Secretary of State

Washington Secretary of State Kim Wyman (left) speaks Monday with Skagit County Auditor Sandy Perkins (center) and students Jaylin Talmodge (top right) and Alexa Grechishkin at Mount Vernon High School.

MOUNT VERNON — Though far from lacking in opinions on the topic, Washington Secretary of State Kim Wyman was just a member of the audience Monday as four students from Mount Vernon High School’s debate team debated the legal voting age.

The debate was held in the school’s library, with students presenting the pros and cons of whether 16- and 17-year-olds should be allowed to vote.

“Students are left without a voice,” said sophomore Emily Ney, who argued that the youths should be allowed to vote. “Now is the time to pass the torch of democracy to our youth.”

Ney and her teammate, junior Alexa Grechishkin, argued that dropping the voting age would pressure schools to offer more and better civics classes.

They argued that because habits form in the teenage years, those allowed to vote at 16 would as they got older be more likely to do so in future elections and participate in government.

The last time the voting age was lowered was in 1971, thanks to a Constitutional amendment. Then, the girls said, it was in response to inequities presented by young men being required to file for the draft but not allowed to vote.

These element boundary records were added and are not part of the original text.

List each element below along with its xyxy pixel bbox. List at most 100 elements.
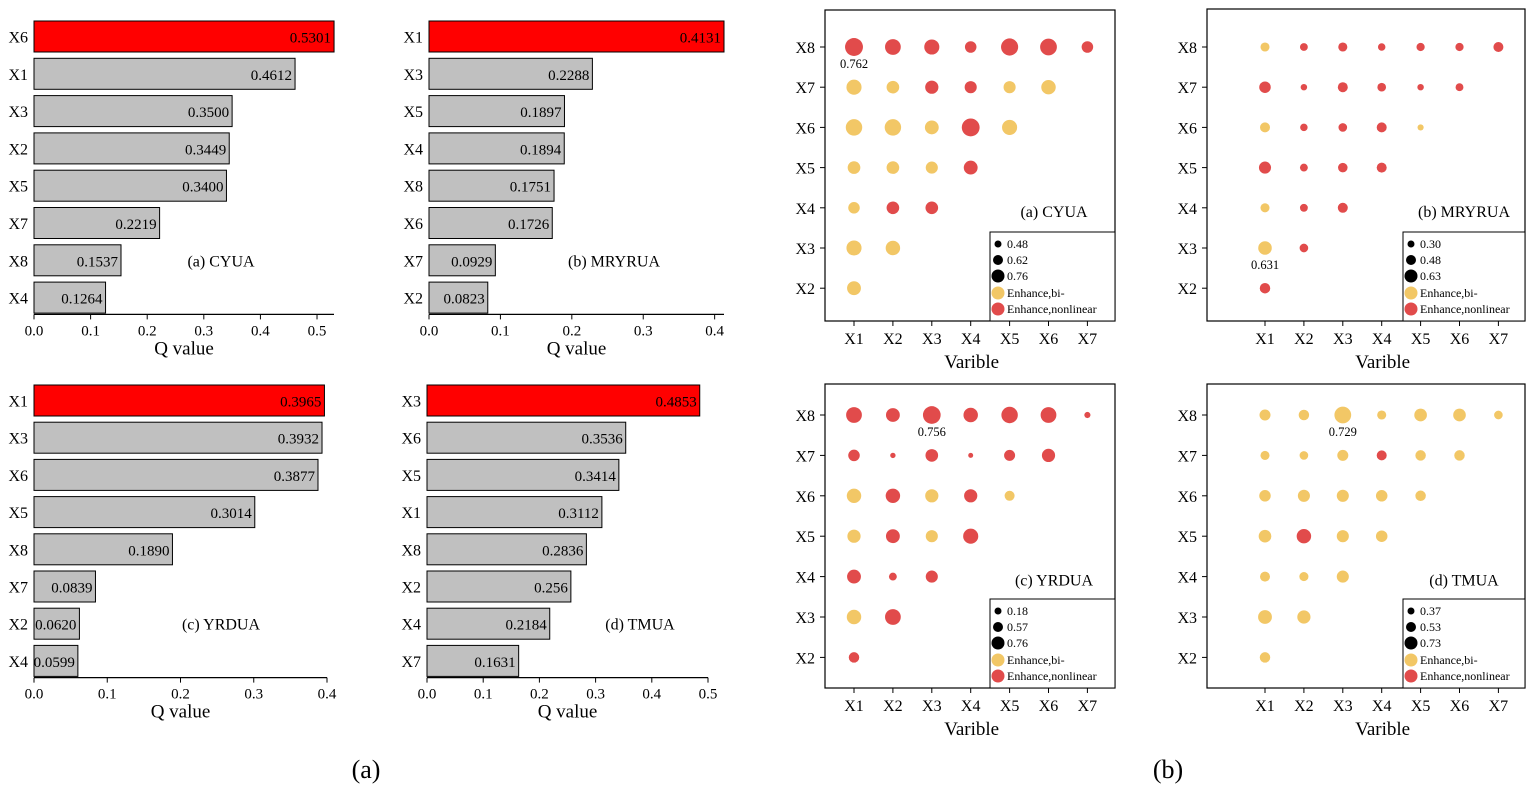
bubble [1041,448,1056,463]
bubble [924,39,940,55]
bubble [1296,528,1312,544]
bubble [1417,83,1424,91]
bubble [1258,529,1272,543]
bubble [1259,652,1271,663]
bubble [964,489,978,503]
y-tick-label: X7 [795,448,815,465]
y-tick-label: X8 [1177,40,1197,57]
bubble [1376,162,1387,173]
bar [33,570,96,603]
bubble [1453,408,1466,422]
legend-size-marker [994,240,1002,248]
x-tick-label: 0.0 [420,323,439,339]
bubble [1001,406,1018,424]
y-tick-label: X6 [1177,120,1197,137]
legend-size-label: 0.48 [1420,253,1441,267]
bar-value-label: 0.1897 [520,105,562,121]
bubble [886,201,900,215]
category-label: X6 [8,468,28,485]
y-tick-label: X6 [1177,489,1197,506]
x-axis-title: Varible [1355,719,1410,740]
legend: 0.30 0.48 0.63 Enhance,bi- Enhance,nonlinear [1402,231,1526,322]
category-label: X5 [403,104,423,121]
legend-type-marker [1404,653,1418,667]
bubble [846,407,862,423]
bubble [847,529,861,543]
bubble [925,489,939,503]
bubble [1260,42,1270,52]
bar [428,281,489,314]
bubble [1040,407,1057,423]
bubble-chart: X8 X7 X6 X5 X4 X3 X2 X1 X2 X3 X4 X5 X6 X7 Varible 0.762… [795,9,1116,373]
legend-type-label: Enhance,nonlinear [1420,669,1510,683]
bubble [1299,43,1308,51]
x-tick-label: X1 [844,698,864,715]
x-tick-label: X5 [1411,698,1431,715]
y-tick-label: X4 [1177,570,1197,587]
bar-value-label: 0.3877 [274,469,316,485]
x-tick-label: X6 [1039,698,1059,715]
bubble [1040,38,1057,56]
bubble [1493,42,1504,52]
x-tick-label: X2 [1294,331,1314,348]
legend-size-label: 0.48 [1007,237,1028,251]
category-label: X3 [8,104,28,121]
bar [426,570,572,603]
x-tick-label: X4 [1372,698,1392,715]
legend: 0.48 0.62 0.76 Enhance,bi- Enhance,nonlinear [989,231,1116,322]
panel-label: (c) YRDUA [1015,573,1094,590]
bubble [1375,490,1388,502]
legend-type-label: Enhance,bi- [1007,286,1065,300]
bubble [846,79,862,95]
bubble [1375,530,1388,542]
legend-size-marker [1407,607,1415,615]
bubble [1377,82,1387,92]
x-tick-label: 0.1 [81,323,100,339]
y-tick-label: X3 [1177,241,1197,258]
bar-value-label: 0.0620 [35,618,76,634]
category-label: X8 [403,179,423,196]
category-label: X1 [403,30,423,47]
bubble [1455,42,1464,52]
x-tick-label: X7 [1489,698,1509,715]
bubble [846,240,862,256]
x-axis-title: Varible [944,352,999,373]
legend-type-label: Enhance,nonlinear [1007,669,1097,683]
bar [33,496,256,529]
bar [428,244,496,277]
legend-type-marker [1404,302,1418,316]
annotation-label: 0.631 [1251,258,1279,272]
bar-value-label: 0.2219 [115,217,156,233]
legend-size-label: 0.73 [1420,636,1441,650]
x-tick-label: X3 [922,331,942,348]
panel-label: (b) MRYRUA [1418,204,1510,221]
y-tick-label: X8 [795,408,815,425]
bubble [1299,243,1309,253]
bubble [884,119,902,136]
y-tick-label: X3 [1177,610,1197,627]
bubble [1415,450,1426,461]
bubble [1337,202,1348,213]
annotation-label: 0.762 [840,57,868,71]
bubble [885,408,900,422]
bubble [1334,406,1352,424]
panel-label: (a) CYUA [1020,204,1088,221]
x-tick-label: 0.5 [308,323,327,339]
bar [428,57,593,90]
bubble [1336,530,1349,543]
category-label: X5 [8,505,28,522]
bar-value-label: 0.1726 [508,217,550,233]
category-label: X8 [401,542,421,559]
legend-type-label: Enhance,nonlinear [1007,302,1097,316]
bubble [1376,450,1387,461]
legend-size-marker [993,622,1003,632]
annotation-label: 0.729 [1329,425,1357,439]
plot-frame [824,9,1116,322]
legend-box [1402,598,1526,689]
bar-chart: X1 0.3965 X3 0.3932 X6 0.3877 X5 0.3014 X8 0.1890… [8,384,337,723]
bar [33,169,227,202]
x-tick-label: 0.4 [642,687,661,703]
bar-value-label: 0.0823 [444,292,485,308]
bubble [1376,122,1387,133]
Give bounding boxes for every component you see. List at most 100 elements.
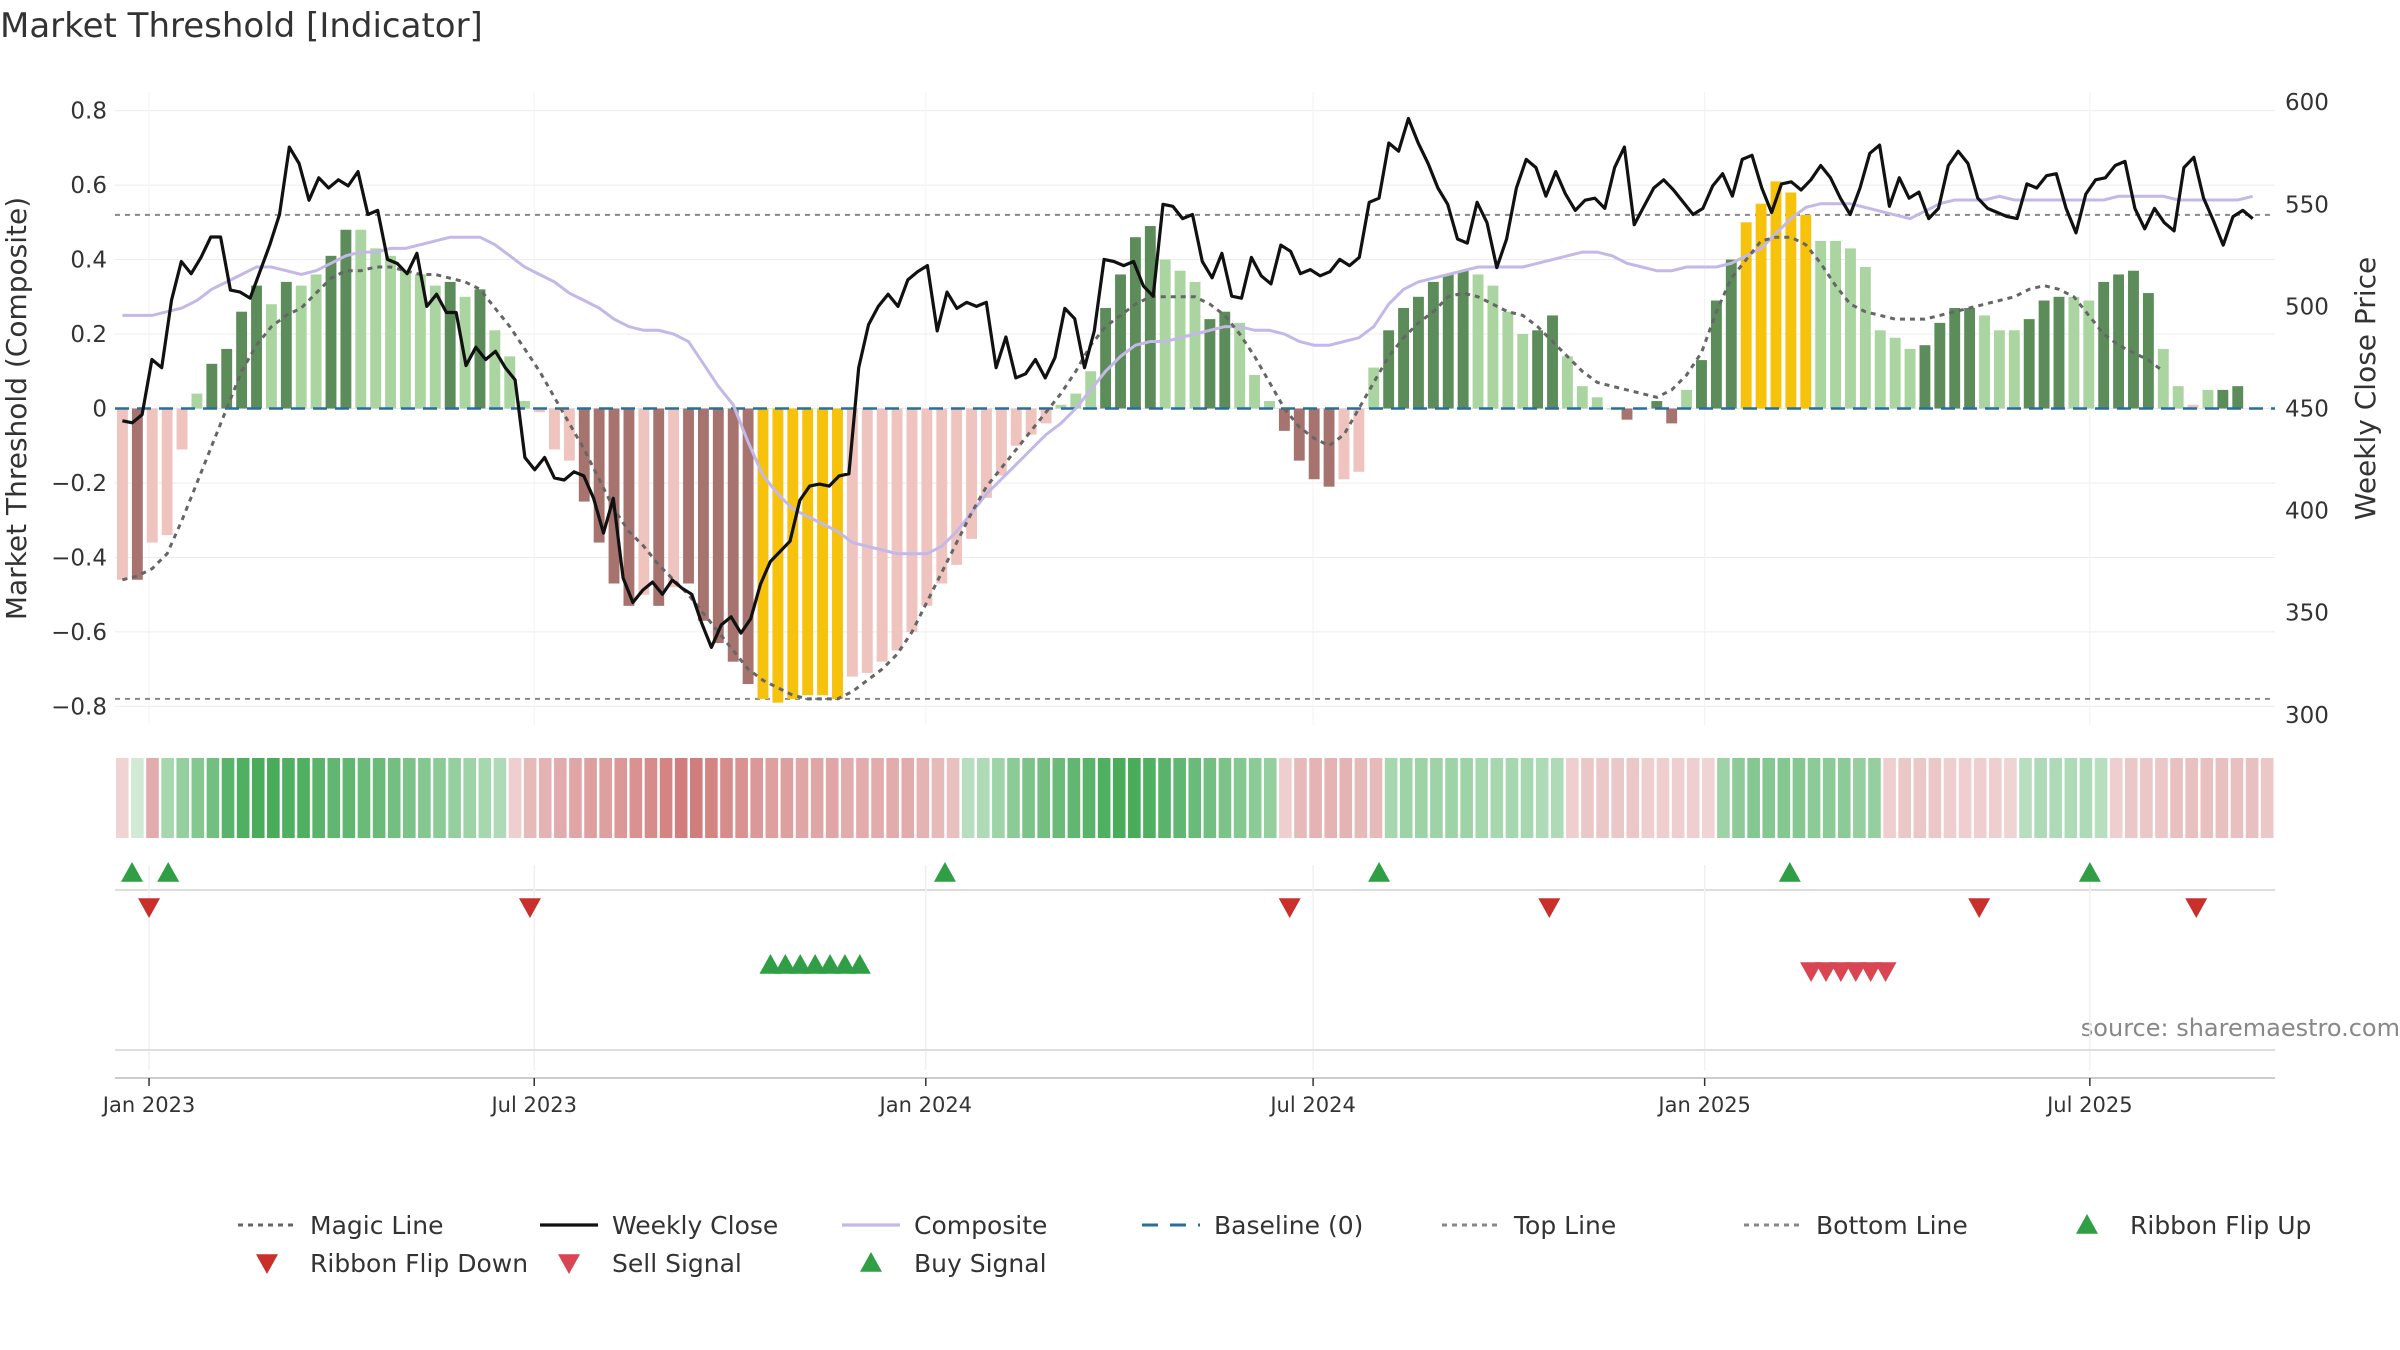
composite-bar bbox=[2053, 296, 2065, 409]
composite-bar bbox=[1547, 315, 1558, 409]
y-tick-label: 0.8 bbox=[70, 99, 107, 125]
legend-item: Sell Signal bbox=[558, 1249, 742, 1278]
composite-bar bbox=[1725, 259, 1737, 409]
composite-bar bbox=[2187, 404, 2199, 409]
ribbon-cell bbox=[961, 758, 975, 838]
x-tick-label: Jan 2024 bbox=[878, 1093, 973, 1117]
ribbon-cell bbox=[251, 758, 265, 838]
composite-bar bbox=[2128, 270, 2139, 409]
ribbon-flip-down-marker bbox=[1968, 898, 1991, 918]
ribbon-cell bbox=[1973, 758, 1987, 838]
y-tick-label: 0 bbox=[92, 397, 107, 423]
composite-bar bbox=[1591, 397, 1603, 409]
ribbon-cell bbox=[372, 758, 386, 838]
composite-bar bbox=[1398, 307, 1409, 409]
composite-bar bbox=[1770, 181, 1782, 409]
ribbon-cell bbox=[2215, 758, 2229, 838]
composite-bar bbox=[578, 408, 590, 502]
composite-bar bbox=[444, 281, 456, 409]
y2-tick-label: 550 bbox=[2285, 192, 2329, 218]
ribbon-cell bbox=[2034, 758, 2047, 838]
sell-signal-marker bbox=[1829, 962, 1852, 982]
ribbon-cell bbox=[2079, 758, 2093, 838]
y2-tick-label: 400 bbox=[2285, 499, 2329, 525]
buy-signal-marker bbox=[804, 954, 827, 974]
y2-tick-label: 300 bbox=[2285, 703, 2329, 729]
ribbon-cell bbox=[1883, 758, 1896, 838]
composite-bar bbox=[206, 363, 218, 409]
composite-bar bbox=[429, 285, 441, 409]
composite-bar bbox=[385, 255, 397, 409]
composite-bar bbox=[2008, 330, 2020, 409]
ribbon-cell bbox=[1158, 758, 1171, 838]
composite-bar bbox=[310, 274, 322, 409]
composite-bar bbox=[1070, 393, 1082, 409]
composite-bar bbox=[1710, 300, 1722, 409]
ribbon-cell bbox=[2049, 758, 2063, 838]
ribbon-cell bbox=[780, 758, 794, 838]
composite-bar bbox=[2023, 319, 2035, 409]
composite-bar bbox=[1502, 311, 1514, 409]
composite-bar bbox=[534, 408, 545, 413]
buy-signal-marker bbox=[789, 954, 812, 974]
composite-bar bbox=[474, 289, 486, 409]
ribbon-flip-up-marker bbox=[1368, 862, 1391, 882]
composite-bar bbox=[861, 408, 873, 673]
ribbon-cell bbox=[131, 758, 144, 838]
composite-bar bbox=[370, 248, 382, 409]
ribbon-cell bbox=[1611, 758, 1624, 838]
ribbon-cell bbox=[2124, 758, 2138, 838]
ribbon-cell bbox=[976, 758, 990, 838]
ribbon-cell bbox=[1263, 758, 1277, 838]
legend-label: Composite bbox=[914, 1211, 1047, 1240]
ribbon-flip-down-marker bbox=[138, 898, 161, 918]
composite-bar bbox=[1904, 348, 1916, 409]
ribbon-cell bbox=[810, 758, 824, 838]
composite-bar bbox=[2157, 348, 2169, 409]
composite-bar bbox=[504, 356, 516, 409]
composite-bar bbox=[1189, 281, 1201, 409]
legend-item: Ribbon Flip Down bbox=[256, 1249, 528, 1278]
ribbon-cell bbox=[2260, 758, 2274, 838]
weekly-close-line bbox=[122, 116, 2254, 650]
composite-bar bbox=[489, 330, 501, 409]
ribbon-cell bbox=[1490, 758, 1504, 838]
y-tick-label: 0.6 bbox=[70, 173, 107, 199]
ribbon-cell bbox=[1324, 758, 1337, 838]
ribbon-cell bbox=[463, 758, 477, 838]
ribbon-cell bbox=[2155, 758, 2168, 838]
composite-bar bbox=[757, 408, 769, 699]
composite-bar bbox=[1964, 307, 1976, 409]
ribbon-cell bbox=[1067, 758, 1081, 838]
ribbon-cell bbox=[1415, 758, 1428, 838]
composite-bar bbox=[414, 274, 426, 409]
composite-bar bbox=[2038, 300, 2050, 409]
composite-bar bbox=[1487, 285, 1499, 409]
ribbon-cell bbox=[433, 758, 446, 838]
buy-signal-marker bbox=[848, 954, 871, 974]
composite-bar bbox=[1234, 322, 1246, 409]
ribbon-flip-up-marker bbox=[121, 862, 144, 882]
ribbon-cell bbox=[1671, 758, 1685, 838]
composite-bar bbox=[1993, 330, 2005, 409]
ribbon-cell bbox=[1762, 758, 1776, 838]
composite-bar bbox=[1278, 408, 1290, 431]
legend-label: Bottom Line bbox=[1816, 1211, 1968, 1240]
ribbon-cell bbox=[1218, 758, 1232, 838]
ribbon-cell bbox=[1853, 758, 1866, 838]
ribbon-cell bbox=[1958, 758, 1972, 838]
y-tick-label: −0.8 bbox=[51, 694, 107, 720]
ribbon-cell bbox=[1143, 758, 1156, 838]
ribbon-cell bbox=[1913, 758, 1927, 838]
ribbon-cell bbox=[2064, 758, 2078, 838]
composite-bar bbox=[921, 408, 933, 606]
ribbon-cell bbox=[508, 758, 522, 838]
ribbon-cell bbox=[448, 758, 461, 838]
buy-signal-marker bbox=[759, 954, 782, 974]
ribbon-cell bbox=[886, 758, 899, 838]
composite-bar bbox=[1010, 408, 1022, 446]
legend-item: Baseline (0) bbox=[1142, 1211, 1363, 1240]
ribbon-cell bbox=[674, 758, 688, 838]
composite-bar bbox=[1845, 248, 1856, 409]
composite-bar bbox=[1025, 408, 1037, 435]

With issues such as climate change and gun violence in the national spotlight, youth should have a say in their government, which is part of the reason Austria lowered its voting age to 16, Grechishkin said.

“It’s clear the youth have a stake in these issues,” she said.

Juniors Jaylin Talmodge and Ausha Curry disagreed, saying that lowering the voting age to 16 would only expand the inequities already inherent in the American voting system.

“(Youths) don’t need a voice when we have adults out there who don’t have a voice in government,” argued Curry, the team captain. “The voting system is unequal, which means we shouldn’t expand it.”

Instead, the girls said, they would like to focus on fixing the system already in place, including through pre-registration and mandatory voting. If everyone is expected to vote, no one will be left out, Talmodge said.

“You do not have to fit into a box,” she said.

Monday’s debate was put on in conjunction with Wyman’s visit, who was in Skagit County at the invitation of the League of Women Voters of Skagit County.

Her first debate, she told the students, was in 2016, despite having filed for office several times before that.

“These are great life skills to make them critical thinkers, which is important,” Wyman said after the debate. “You can tell these students are going to go places.”

While she has spent 25 years trying to get young people to vote, Wyman said she was not a proponent of lowering voting age to 16, even if it was in her power to do so.

“I think there’s merit and it means something when you have to wait for it,” she said. “It’s a rite of passage.”

Still, she said, the students did a great job presenting their arguments.

The students were happy to have the opportunity to debate in front of Wyman, they said.

“It makes us feel like our voices are valued, even though we don’t have a vote,” said Curry.

Presenting in front of Wyman and other community members, including school board members, Skagit County Auditor Sandy Perkins, Mount Vernon Mayor Jill Boudreau, and Councilwoman Iris Carias will make them better public speakers, they said.

“It’s a skill I can take out of the debate chamber and into the real world,” Grechishkin said.